An easier approach might be to cast your double into a 64 bit unsigned value, then output that as you would any other int.
void reverse_endian(double number, char (&bytes)[sizeof(double)])
{
const int size=sizeof(number);
memcpy(bytes, &number, size);
for (int i=0; i<size/2; ++i)
std::swap(bytes[i], bytes[size-i-1]);
}
There are some discussions about the same question but I would like to ask some more ,
1) How portable is the below code for a double byte swapping
int ReadDouble(FILE *fptr,double *n)
{
unsigned char *cptr,tmp;
if (fread(n,8,1,fptr) != 1)
return(FALSE);
cptr = (unsigned char *)n;
tmp = cptr[0];
cptr[0] = cptr[7];
cptr[7] = tmp;
tmp = cptr[1];
cptr[1] = cptr[6];
cptr[6] = tmp;
tmp = cptr[2];
cptr[2] = cptr[5];
cptr[5] =tmp;
tmp = cptr[3];
cptr[3] = cptr[4];
cptr[4] = tmp;
return(TRUE);
}
2) Should I keep the 3 important parts of a floating point number, sign bit, mantissa, exponent as integers and then try to manipulate them somehow.
I know the basics of floating point representations, not that deeply as a mechanical engineer, however I need to read some big-endian file where my machine is little endian. I can maybe worry about the portability issues later on. But I would like to learn about them perhaps you can direct me to some more direct things on this because there is too much information on this, I was confused which one to read.
So after some comments this should more or less do that in a portable way right? Sorry for the C file pointers...

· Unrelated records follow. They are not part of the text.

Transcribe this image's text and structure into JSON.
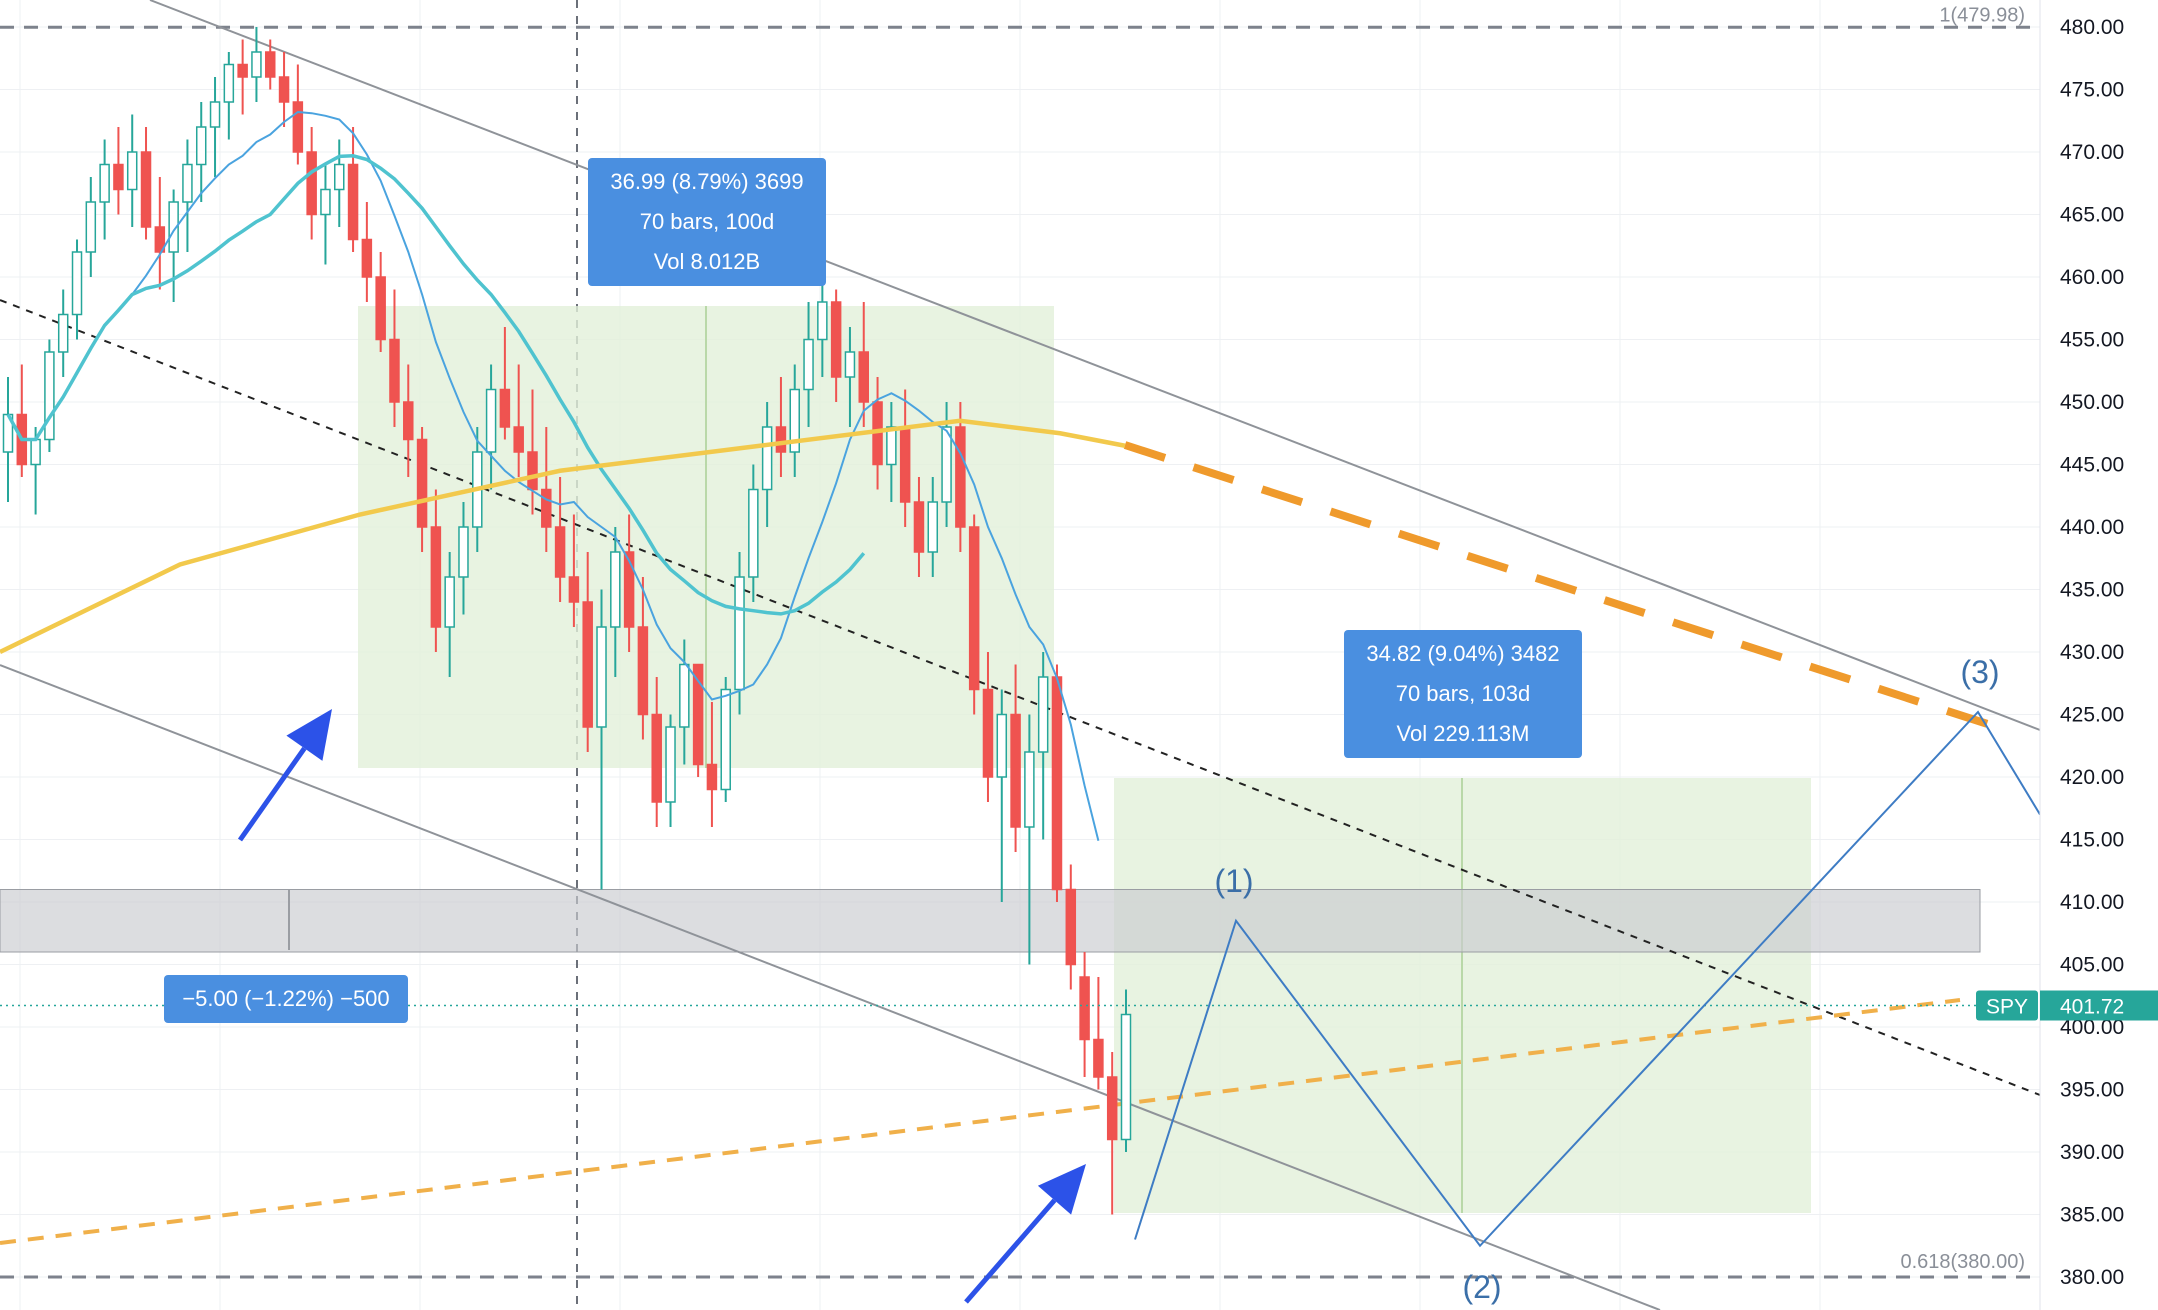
{
  "chart_data": {
    "type": "candlestick",
    "symbol": "SPY",
    "last_price": "401.72",
    "y_ticks": [
      "480.00",
      "475.00",
      "470.00",
      "465.00",
      "460.00",
      "455.00",
      "450.00",
      "445.00",
      "440.00",
      "435.00",
      "430.00",
      "425.00",
      "420.00",
      "415.00",
      "410.00",
      "405.00",
      "400.00",
      "395.00",
      "390.00",
      "385.00",
      "380.00"
    ],
    "ylim": [
      380,
      480
    ],
    "fib_levels": [
      {
        "label": "1(479.98)",
        "price": 479.98
      },
      {
        "label": "0.618(380.00)",
        "price": 380.0
      }
    ],
    "measurements": [
      {
        "line1": "36.99 (8.79%) 3699",
        "line2": "70 bars, 100d",
        "line3": "Vol 8.012B"
      },
      {
        "line1": "34.82 (9.04%) 3482",
        "line2": "70 bars, 103d",
        "line3": "Vol 229.113M"
      },
      {
        "line1": "−5.00 (−1.22%) −500"
      }
    ],
    "wave_labels": [
      "(1)",
      "(2)",
      "(3)"
    ],
    "wave_path_prices": [
      383,
      408.5,
      382.5,
      425.2,
      417
    ],
    "support_zone": [
      406,
      411
    ],
    "candles": [
      [
        446,
        452,
        442,
        449
      ],
      [
        449,
        453,
        444,
        445
      ],
      [
        445,
        448,
        441,
        447
      ],
      [
        447,
        455,
        446,
        454
      ],
      [
        454,
        459,
        452,
        457
      ],
      [
        457,
        463,
        455,
        462
      ],
      [
        462,
        468,
        460,
        466
      ],
      [
        466,
        471,
        463,
        469
      ],
      [
        469,
        472,
        465,
        467
      ],
      [
        467,
        473,
        464,
        470
      ],
      [
        470,
        472,
        463,
        464
      ],
      [
        464,
        468,
        459,
        462
      ],
      [
        462,
        467,
        458,
        466
      ],
      [
        466,
        471,
        462,
        469
      ],
      [
        469,
        474,
        466,
        472
      ],
      [
        472,
        476,
        468,
        474
      ],
      [
        474,
        478,
        471,
        477
      ],
      [
        477,
        479,
        473,
        476
      ],
      [
        476,
        480,
        474,
        478
      ],
      [
        478,
        479,
        475,
        476
      ],
      [
        476,
        478,
        472,
        474
      ],
      [
        474,
        477,
        469,
        470
      ],
      [
        470,
        472,
        463,
        465
      ],
      [
        465,
        469,
        461,
        467
      ],
      [
        467,
        471,
        464,
        469
      ],
      [
        469,
        472,
        462,
        463
      ],
      [
        463,
        466,
        458,
        460
      ],
      [
        460,
        462,
        454,
        455
      ],
      [
        455,
        459,
        448,
        450
      ],
      [
        450,
        453,
        444,
        447
      ],
      [
        447,
        448,
        438,
        440
      ],
      [
        440,
        443,
        430,
        432
      ],
      [
        432,
        438,
        428,
        436
      ],
      [
        436,
        442,
        433,
        440
      ],
      [
        440,
        448,
        438,
        446
      ],
      [
        446,
        453,
        443,
        451
      ],
      [
        451,
        456,
        447,
        448
      ],
      [
        448,
        453,
        444,
        446
      ],
      [
        446,
        451,
        441,
        443
      ],
      [
        443,
        448,
        438,
        440
      ],
      [
        440,
        444,
        434,
        436
      ],
      [
        436,
        441,
        432,
        434
      ],
      [
        434,
        438,
        422,
        424
      ],
      [
        424,
        435,
        411,
        432
      ],
      [
        432,
        440,
        428,
        438
      ],
      [
        438,
        441,
        430,
        432
      ],
      [
        432,
        436,
        423,
        425
      ],
      [
        425,
        428,
        416,
        418
      ],
      [
        418,
        425,
        416,
        424
      ],
      [
        424,
        431,
        421,
        429
      ],
      [
        429,
        428,
        420,
        421
      ],
      [
        421,
        426,
        416,
        419
      ],
      [
        419,
        428,
        418,
        427
      ],
      [
        427,
        438,
        425,
        436
      ],
      [
        436,
        445,
        434,
        443
      ],
      [
        443,
        450,
        440,
        448
      ],
      [
        448,
        452,
        444,
        446
      ],
      [
        446,
        453,
        444,
        451
      ],
      [
        451,
        458,
        448,
        455
      ],
      [
        455,
        460,
        452,
        458
      ],
      [
        458,
        459,
        450,
        452
      ],
      [
        452,
        456,
        448,
        454
      ],
      [
        454,
        458,
        448,
        450
      ],
      [
        450,
        452,
        443,
        445
      ],
      [
        445,
        450,
        442,
        448
      ],
      [
        448,
        451,
        440,
        442
      ],
      [
        442,
        444,
        436,
        438
      ],
      [
        438,
        444,
        436,
        442
      ],
      [
        442,
        450,
        440,
        448
      ],
      [
        448,
        450,
        438,
        440
      ],
      [
        440,
        441,
        425,
        427
      ],
      [
        427,
        430,
        418,
        420
      ],
      [
        420,
        427,
        410,
        425
      ],
      [
        425,
        429,
        414,
        416
      ],
      [
        416,
        425,
        405,
        422
      ],
      [
        422,
        430,
        415,
        428
      ],
      [
        428,
        429,
        410,
        411
      ],
      [
        411,
        413,
        403,
        405
      ],
      [
        404,
        406,
        396,
        399
      ],
      [
        399,
        404,
        395,
        396
      ],
      [
        396,
        398,
        385,
        391
      ],
      [
        391,
        403,
        390,
        401
      ]
    ]
  }
}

double_t ReadDouble(ifstream& source) {
// read
char buf[sizeof(double_t)];
source.read(buf, sizeof(double_t));
// reverse and return
reverse( buf, buf+sizeof(double_t) );
return *(reinterpret_cast<double_t*>(buf));
}
Best,
Umut
It's not as easy as that. Just because an architecture is big-endian for integers doesn't mean it's big-endian for floating point numbers. I've heard of platforms that store integers big-endian and floats little-endian.
So first you should discover what the actual memory representation of double on your source platform is.
As for the swap itself, it's inefficient and way too much code. An additional 8-byte buffer won't kill you, so why not do this:
int ReadDouble(FILE* f, double* n) {
unsigned char* nbytes = reinterpret_cast<unsigned char*>(n);
unsigned char buf[sizeof(double)];
if (fread(buf, sizeof(double), 1, f) != 1) return FALSE;
for (int i = 0; i < sizeof(double); ++i) {
nbytes[i] = buf[sizeof(double)-1-i];
}
return TRUE;
}
Way less code, even if you decide to manually unroll the loop.
This is not portable because you are not checking the order of your machine vs. the expected order in the file. If the machine matches the file, then you are swapping bytes to the wrong order.
One easy way to check is to look at the bit representation of a known constant.